Abid Hasan Minto said Shoaib would pay the fine imposed on him by the appellate tribunal only when the Lahore High Court will make a final decision on the writ petition filed by him against the ban and fine.
"He has no objections to paying the fine but only when the high court reaches a final decision," Minto said.
Shoaib and fellow pacer Mohammad Asif were selected by the national selection committee in Pakistan's 30-member preliminary squad. The list of probables was to be released by the Board on Friday, the deadline set by the International Cricket Council.
However, the Board held back the squad and called the selectors for fresh discussion on Monday.
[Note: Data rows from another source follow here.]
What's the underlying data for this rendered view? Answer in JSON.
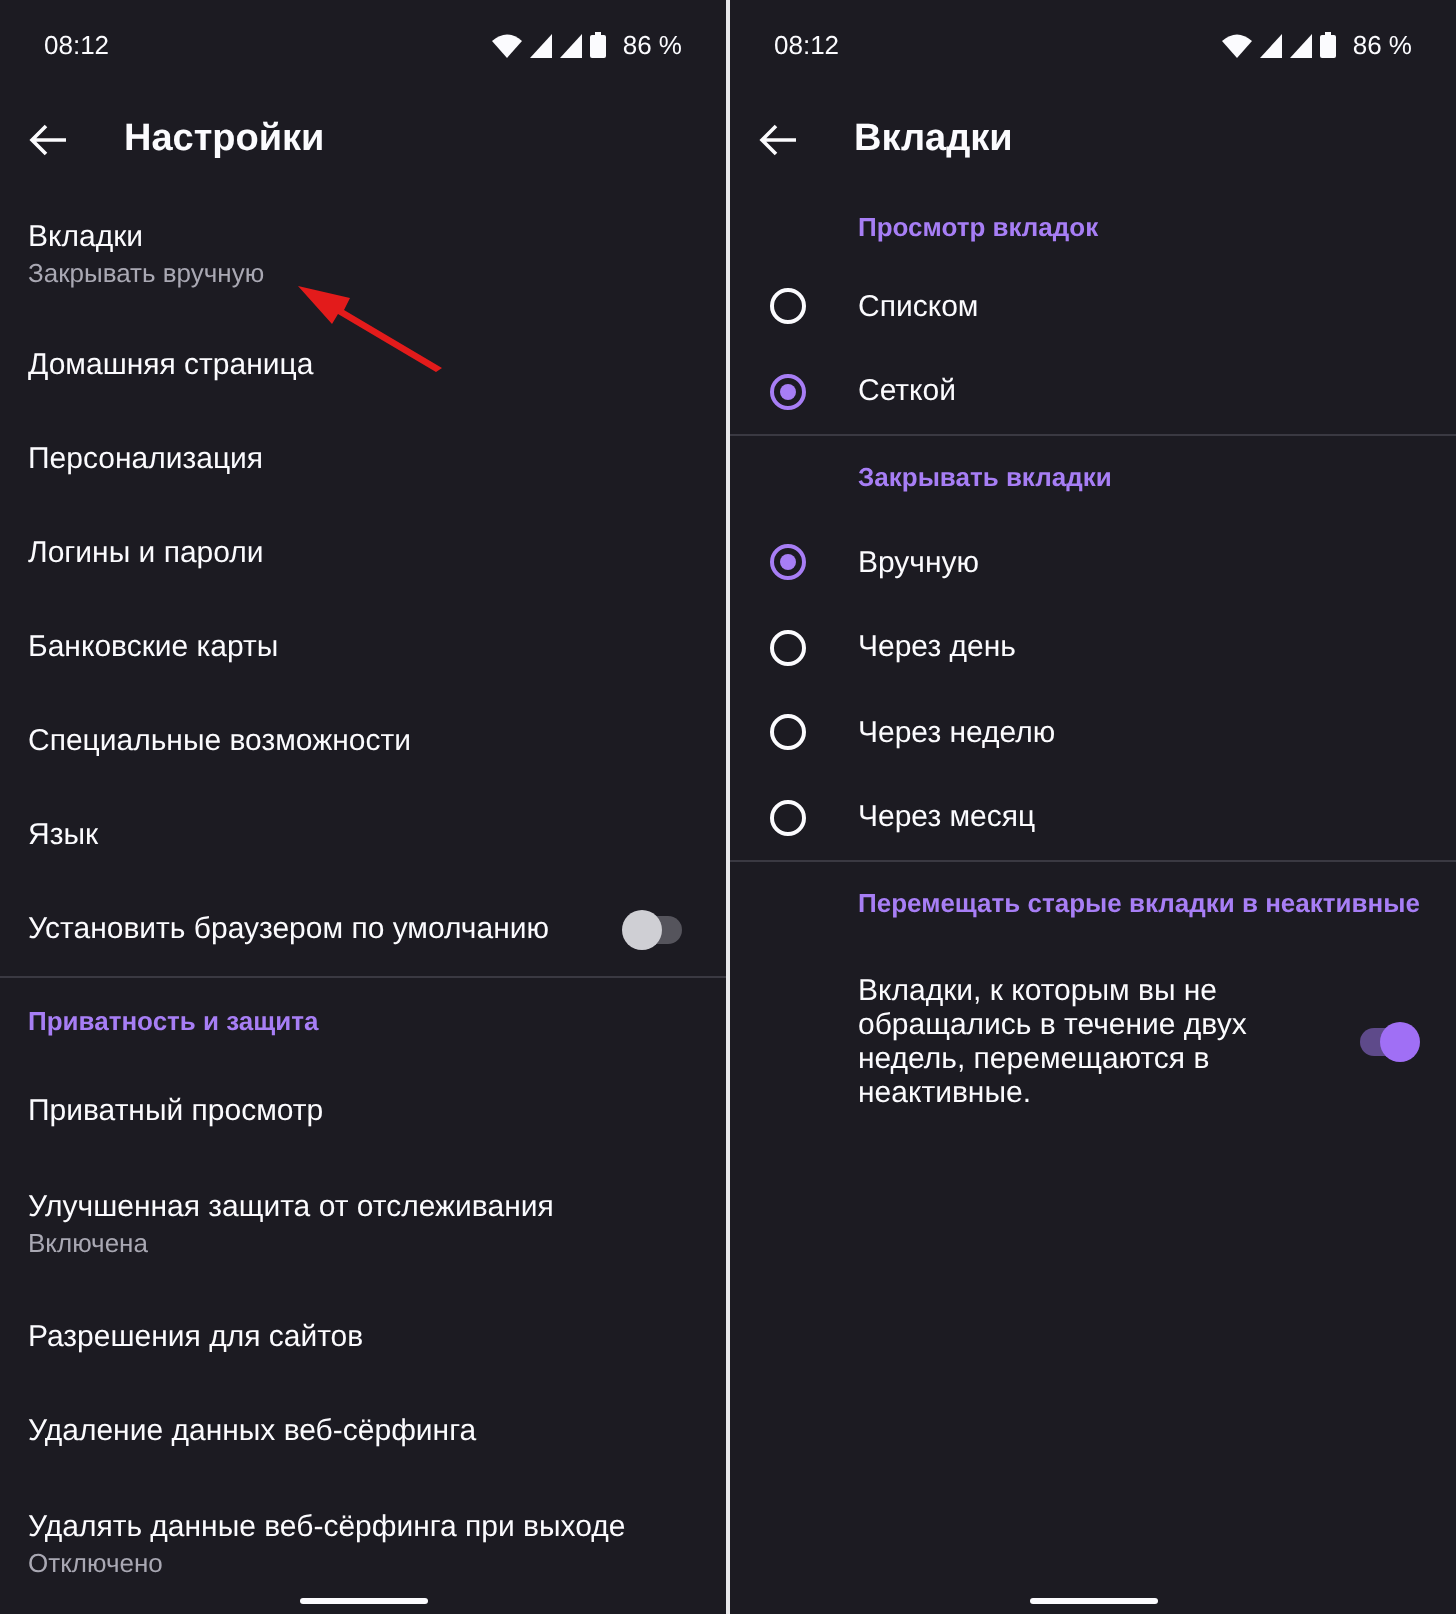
{
  "screens": [
    {
      "status_bar": {
        "time": "08:12",
        "battery": "86 %"
      },
      "title": "Настройки",
      "items": [
        {
          "kind": "row",
          "title": "Вкладки",
          "subtitle": "Закрывать вручную"
        },
        {
          "kind": "row",
          "title": "Домашняя страница"
        },
        {
          "kind": "row",
          "title": "Персонализация"
        },
        {
          "kind": "row",
          "title": "Логины и пароли"
        },
        {
          "kind": "row",
          "title": "Банковские карты"
        },
        {
          "kind": "row",
          "title": "Специальные возможности"
        },
        {
          "kind": "row",
          "title": "Язык"
        },
        {
          "kind": "switch",
          "title": "Установить браузером по умолчанию",
          "on": false
        },
        {
          "kind": "section",
          "title": "Приватность и защита"
        },
        {
          "kind": "row",
          "title": "Приватный просмотр"
        },
        {
          "kind": "row",
          "title": "Улучшенная защита от отслеживания",
          "subtitle": "Включена"
        },
        {
          "kind": "row",
          "title": "Разрешения для сайтов"
        },
        {
          "kind": "row",
          "title": "Удаление данных веб-сёрфинга"
        },
        {
          "kind": "row",
          "title": "Удалять данные веб-сёрфинга при выходе",
          "subtitle": "Отключено"
        }
      ]
    },
    {
      "status_bar": {
        "time": "08:12",
        "battery": "86 %"
      },
      "title": "Вкладки",
      "items": [
        {
          "kind": "section",
          "title": "Просмотр вкладок"
        },
        {
          "kind": "radio",
          "title": "Списком",
          "selected": false
        },
        {
          "kind": "radio",
          "title": "Сеткой",
          "selected": true
        },
        {
          "kind": "section",
          "title": "Закрывать вкладки"
        },
        {
          "kind": "radio",
          "title": "Вручную",
          "selected": true
        },
        {
          "kind": "radio",
          "title": "Через день",
          "selected": false
        },
        {
          "kind": "radio",
          "title": "Через неделю",
          "selected": false
        },
        {
          "kind": "radio",
          "title": "Через месяц",
          "selected": false
        },
        {
          "kind": "section",
          "title": "Перемещать старые вкладки в неактивные"
        },
        {
          "kind": "switch",
          "title": "Вкладки, к которым вы не обращались в течение двух недель, перемещаются в неактивные.",
          "on": true
        }
      ]
    }
  ]
}
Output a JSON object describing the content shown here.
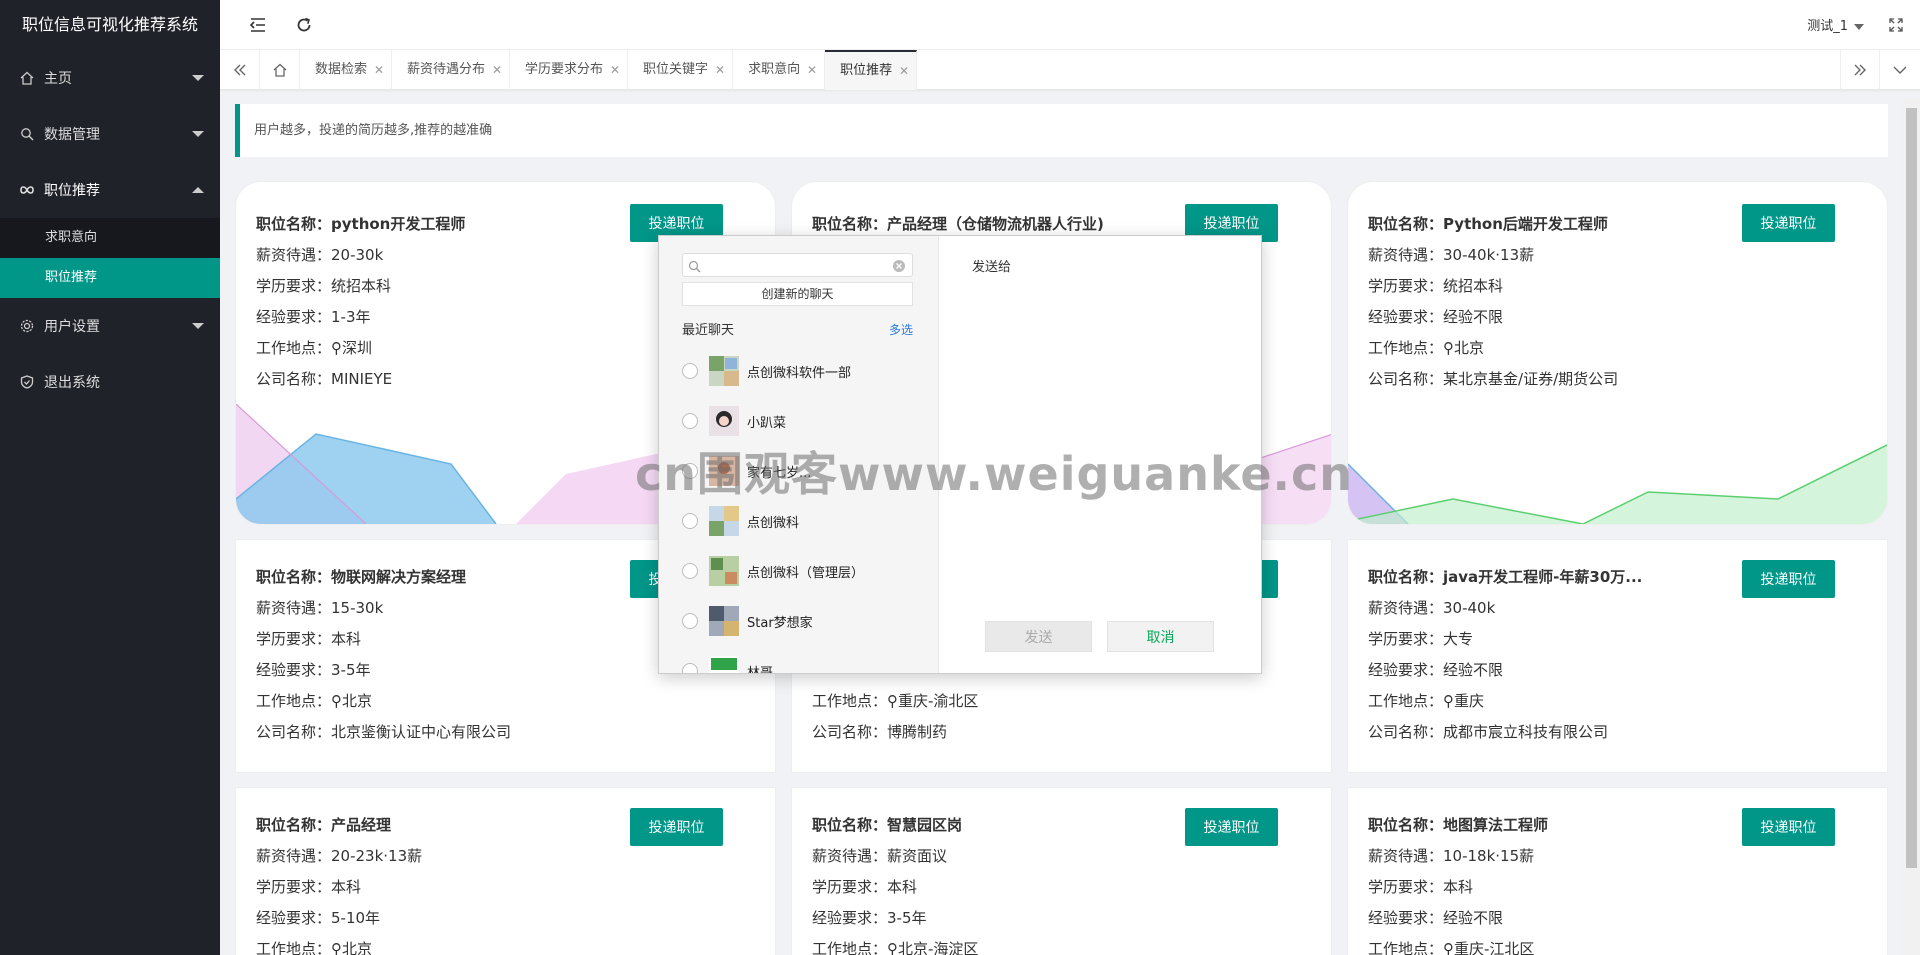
{
  "app": {
    "title": "职位信息可视化推荐系统"
  },
  "sidebar": {
    "items": [
      {
        "label": "主页"
      },
      {
        "label": "数据管理"
      },
      {
        "label": "职位推荐",
        "children": [
          {
            "label": "求职意向"
          },
          {
            "label": "职位推荐"
          }
        ]
      },
      {
        "label": "用户设置"
      },
      {
        "label": "退出系统"
      }
    ]
  },
  "header": {
    "user": "测试_1"
  },
  "tabs": [
    {
      "label": "数据检索"
    },
    {
      "label": "薪资待遇分布"
    },
    {
      "label": "学历要求分布"
    },
    {
      "label": "职位关键字"
    },
    {
      "label": "求职意向"
    },
    {
      "label": "职位推荐",
      "active": true
    }
  ],
  "notice": "用户越多，投递的简历越多,推荐的越准确",
  "apply_label": "投递职位",
  "field_labels": {
    "name": "职位名称：",
    "salary": "薪资待遇：",
    "edu": "学历要求：",
    "exp": "经验要求：",
    "loc": "工作地点：",
    "company": "公司名称："
  },
  "cards": [
    {
      "name": "python开发工程师",
      "salary": "20-30k",
      "edu": "统招本科",
      "exp": "1-3年",
      "loc": "深圳",
      "company": "MINIEYE"
    },
    {
      "name": "产品经理（仓储物流机器人行业)",
      "salary": "",
      "edu": "",
      "exp": "",
      "loc": "",
      "company": ""
    },
    {
      "name": "Python后端开发工程师",
      "salary": "30-40k·13薪",
      "edu": "统招本科",
      "exp": "经验不限",
      "loc": "北京",
      "company": "某北京基金/证券/期货公司"
    },
    {
      "name": "物联网解决方案经理",
      "salary": "15-30k",
      "edu": "本科",
      "exp": "3-5年",
      "loc": "北京",
      "company": "北京鉴衡认证中心有限公司"
    },
    {
      "name": "",
      "salary": "",
      "edu": "",
      "exp": "",
      "loc": "重庆-渝北区",
      "company": "博腾制药"
    },
    {
      "name": "java开发工程师-年薪30万...",
      "salary": "30-40k",
      "edu": "大专",
      "exp": "经验不限",
      "loc": "重庆",
      "company": "成都市宸立科技有限公司"
    },
    {
      "name": "产品经理",
      "salary": "20-23k·13薪",
      "edu": "本科",
      "exp": "5-10年",
      "loc": "北京",
      "company": ""
    },
    {
      "name": "智慧园区岗",
      "salary": "薪资面议",
      "edu": "本科",
      "exp": "3-5年",
      "loc": "北京-海淀区",
      "company": ""
    },
    {
      "name": "地图算法工程师",
      "salary": "10-18k·15薪",
      "edu": "本科",
      "exp": "经验不限",
      "loc": "重庆-江北区",
      "company": ""
    }
  ],
  "dialog": {
    "search_value": "",
    "new_chat": "创建新的聊天",
    "recent": "最近聊天",
    "multi": "多选",
    "contacts": [
      {
        "name": "点创微科软件一部"
      },
      {
        "name": "小趴菜"
      },
      {
        "name": "家有七岁..."
      },
      {
        "name": "点创微科"
      },
      {
        "name": "点创微科（管理层）"
      },
      {
        "name": "Star梦想家"
      },
      {
        "name": "林哥"
      }
    ],
    "send_to": "发送给",
    "send": "发送",
    "cancel": "取消"
  },
  "watermark": "cn围观客www.weiguanke.cn",
  "colors": {
    "accent": "#009688",
    "sidebar": "#20222a",
    "wechat_green": "#07a858"
  }
}
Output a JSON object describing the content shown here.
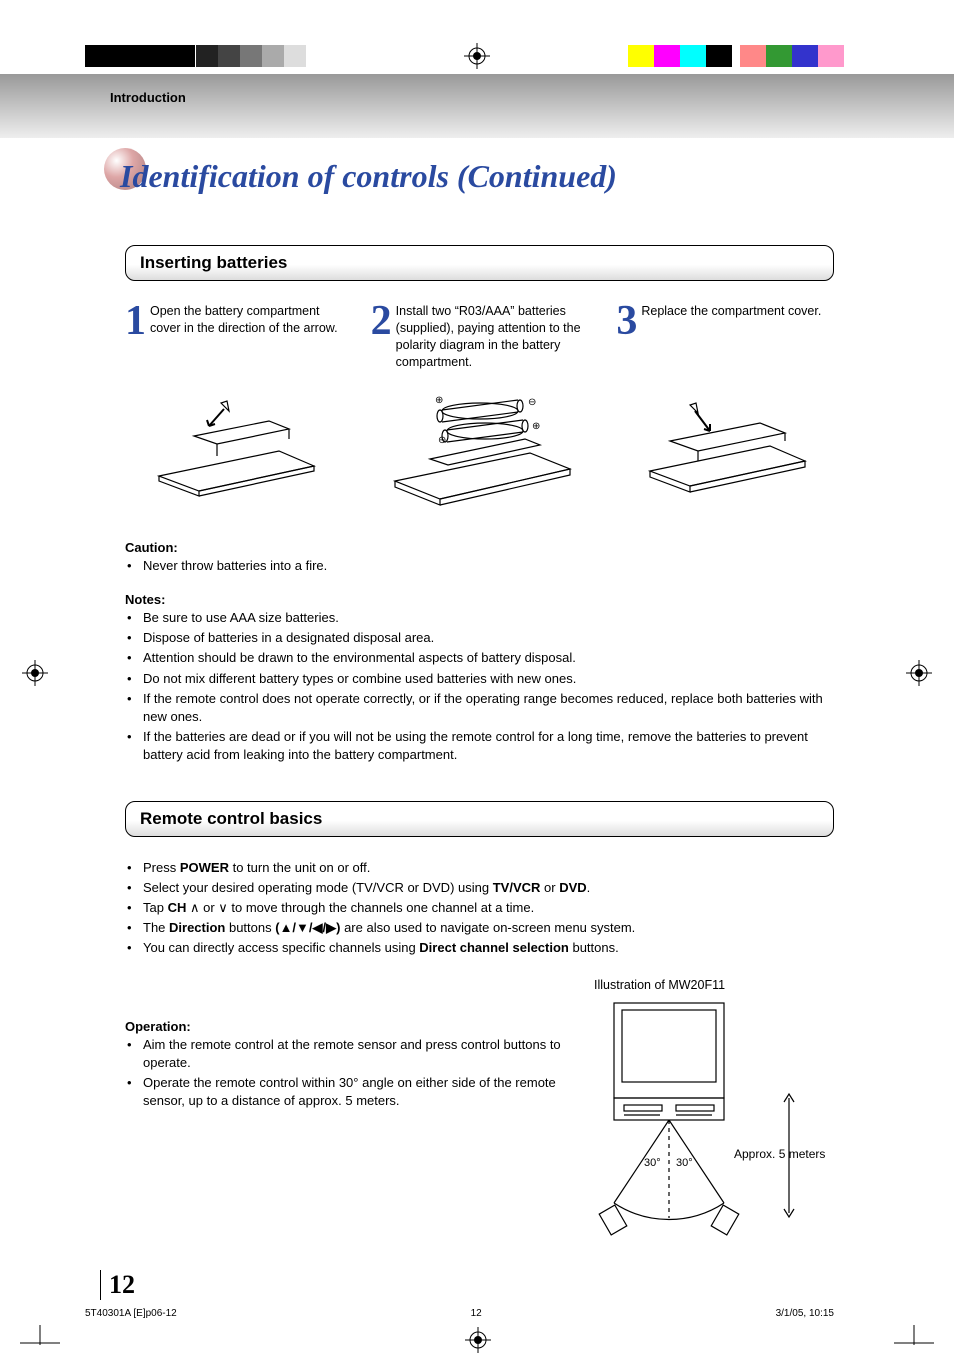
{
  "header_section": "Introduction",
  "title": "Identification of controls (Continued)",
  "section1_heading": "Inserting batteries",
  "steps": [
    {
      "num": "1",
      "text": "Open the battery compartment cover in the direction of the arrow."
    },
    {
      "num": "2",
      "text": "Install two “R03/AAA” batteries (supplied), paying attention to the polarity diagram in the battery compartment."
    },
    {
      "num": "3",
      "text": "Replace the compartment cover."
    }
  ],
  "caution_label": "Caution:",
  "caution_items": [
    "Never throw batteries into a fire."
  ],
  "notes_label": "Notes:",
  "notes_items": [
    "Be sure to use AAA size batteries.",
    "Dispose of batteries in a designated disposal area.",
    "Attention should be drawn to the environmental aspects of battery disposal.",
    "Do not mix different battery types or combine used batteries with new ones.",
    "If the remote control does not operate correctly, or if the operating range becomes reduced, replace both batteries with new ones.",
    "If the batteries are dead or if you will not be using the remote control for a long time, remove the batteries to prevent battery acid from leaking into the battery compartment."
  ],
  "section2_heading": "Remote control basics",
  "basics": {
    "b1_pre": "Press ",
    "b1_bold": "POWER",
    "b1_post": " to turn the unit on or off.",
    "b2_pre": "Select your desired operating mode (TV/VCR or DVD) using ",
    "b2_bold1": "TV/VCR",
    "b2_mid": " or ",
    "b2_bold2": "DVD",
    "b2_post": ".",
    "b3_pre": "Tap ",
    "b3_bold": "CH",
    "b3_post": " ∧ or ∨ to move through the channels one channel at a time.",
    "b4_pre": "The ",
    "b4_bold1": "Direction",
    "b4_mid1": " buttons ",
    "b4_bold2": "(▲/▼/◀/▶)",
    "b4_post": " are also used to navigate on-screen menu system.",
    "b5_pre": "You can directly access specific channels using ",
    "b5_bold": "Direct channel selection",
    "b5_post": " buttons."
  },
  "illus_caption": "Illustration of MW20F11",
  "illus_distance": "Approx. 5 meters",
  "illus_angle_l": "30°",
  "illus_angle_r": "30°",
  "operation_label": "Operation:",
  "operation_items": [
    "Aim the remote control at the remote sensor and press control buttons to operate.",
    "Operate the remote control within 30° angle on either side of the remote sensor, up to a distance of approx. 5 meters."
  ],
  "page_number": "12",
  "footer_left": "5T40301A [E]p06-12",
  "footer_center": "12",
  "footer_right": "3/1/05, 10:15"
}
They have also sent a notice to Shoaib asking him to pay the fine by Monday to be considered for selection.
The fine was imposed by an appellate tribunal, which reduced his original ban of five years to 18-months in June after Shoaib appealed against the PCB decision to ban him for five years.
Shoaib had challenged the tribunal decision in the High Court which recently suspended the 18-months ban but did not stay the fine imposed on him.
Minto said the payment of the fine had nothing to do with the court decision allowing him to play for Pakistan even though the court will hear the case sometime in September.
"That has nothing to do with this ... The question is about playing of the cricketer. The ban on him playing has been removed by High Court's interim order, therefore as far as the fine is concerned, he will pay when the final decision of the High Court comes," he argued.
Minto also said it was up to the Board to decide if they wanted to select him or not.
"The ball is in their court. What they decide is up to them. If they want the devoid the national team of his presence and keep a first-class cricketer like him away from the team then it is their decision.
"They know that the fines that have been imposed on my client in the past have always been paid and he has never challenged them," he said.